同社は、伊吹島産のいりこや未利用魚を活用しながら、子どもの“魚離れ解消”と“郷土の食文化継承”を目指しているといいます。
移住から4年を経て立ち上がった新ブランド
「mom’s」は累計4000名以上の利用者を持つ無添加冷凍離乳食ブランド。利用者からは「良質な魚メニューを増やしてほしい」という要望が最も多く寄せられていたそう。
同社代表のたがみまき氏は、より高い栄養価と鮮度を持つ食材を求めて、2022年に製造拠点を東京から高松へ移転。以来4年間、瀬戸内の生産者と関係性を深めながら、地元の海の恵みを子ども向けの食事に生かした新ブランド「せとと」の立ち上げへとつなげました。
「せとと」は、瀬戸内の魚を幼児でも食べやすい形に加工し、家庭では再現しにくいメニューを提供。伊吹島産のいりこや、規格外魚・害魚として扱われがちな魚を積極的に使うなど、地域資源を無駄なく生かす設計が特徴です。

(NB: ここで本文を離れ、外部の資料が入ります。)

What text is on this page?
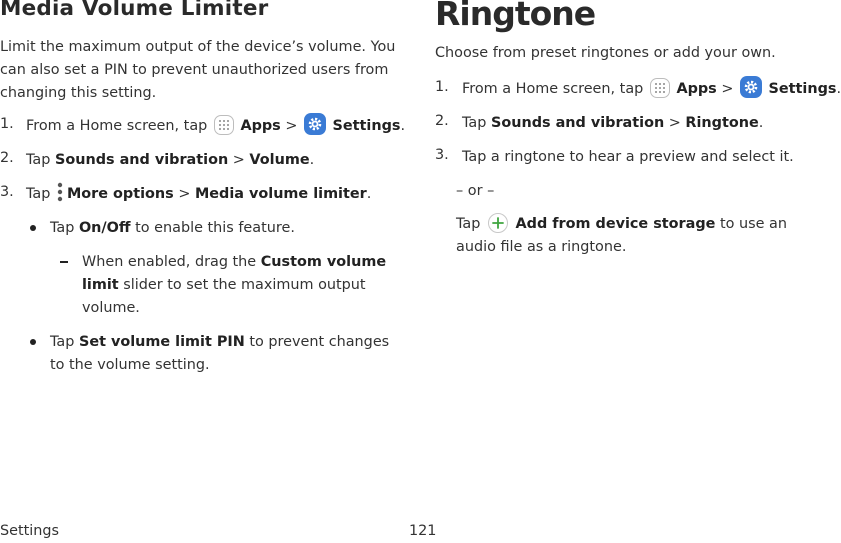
Media Volume Limiter
Limit the maximum output of the device’s volume. You can also set a PIN to prevent unauthorized users from changing this setting.
1. From a Home screen, tap Apps > Settings.
2. Tap Sounds and vibration > Volume.
3. Tap More options > Media volume limiter.
Tap On/Off to enable this feature.
When enabled, drag the Custom volume limit slider to set the maximum output volume.
Tap Set volume limit PIN to prevent changes to the volume setting.
Ringtone
Choose from preset ringtones or add your own.
1. From a Home screen, tap Apps > Settings.
2. Tap Sounds and vibration > Ringtone.
3. Tap a ringtone to hear a preview and select it.
– or –
Tap Add from device storage to use an audio file as a ringtone.
Settings	121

伊吹島産いりこと未利用魚、郷土の味に込めた3つのこだわり
「せとと」の主なこだわりは3点あるといいます。
その1つが、伊吹島産いりこを“丸ごと食べる”体験です。
釜揚げイリコのカレーフリット(提供:合同会社Delights)いりこになれなかった脂の乗ったイワシを釜揚げにし、独自加工によって小さな子どもでも丸ごと食べられるカルシウム豊富なメニューに仕立てたそう。讃岐の食文化を次世代に伝えることも考えています。
また、ノリやカキを食べてしまうため害魚とされるクロダイや、傷などで市場に出にくい規格外魚を有効活用し、地元の水産加工会社・株式会社ホリなどと連携して地域産業の活性化と資源循環を実現したといいます。
スズキのクリームコロッケ(提供:合同会社Delights)郷土料理を幼児向けにリデザイン
さらには、香川の「白味噌つみれ汁」など、地域ならではの味付けを子ども向けにアレンジし、ハモなど大人も一緒に楽しめる魚を使った「家族で同じものを囲める食卓」を提案します。
ハモのさぬきつみれ汁(提供:合同会社Delights)ラインナップには、「クロダイのサクサク唐揚げ」「サワラのふんわり甘酒焼き」「スズキのクリームコロッケ」「釜揚げイリコのカレーフリット」「ハモのさぬきつみれ汁」など、魚のおいしさを生かしたメニューがそろいます。
全国の子どもたちの「魚の入り口」に
Delightsは2025年11月、子ども向け魚食推進イベント「さかな文化祭2025」に参加し、「いりこのフリット」を先行販売したところ即完売するほど好評を集めたといいます。
同社は今後、全国の子どもたちが魚を好きになる“はじめの一歩”を、「せとと」を通して届けていく方針です。
「せとと」は1袋880円(税込)で、4月25日より公式サイトなどで販売しています。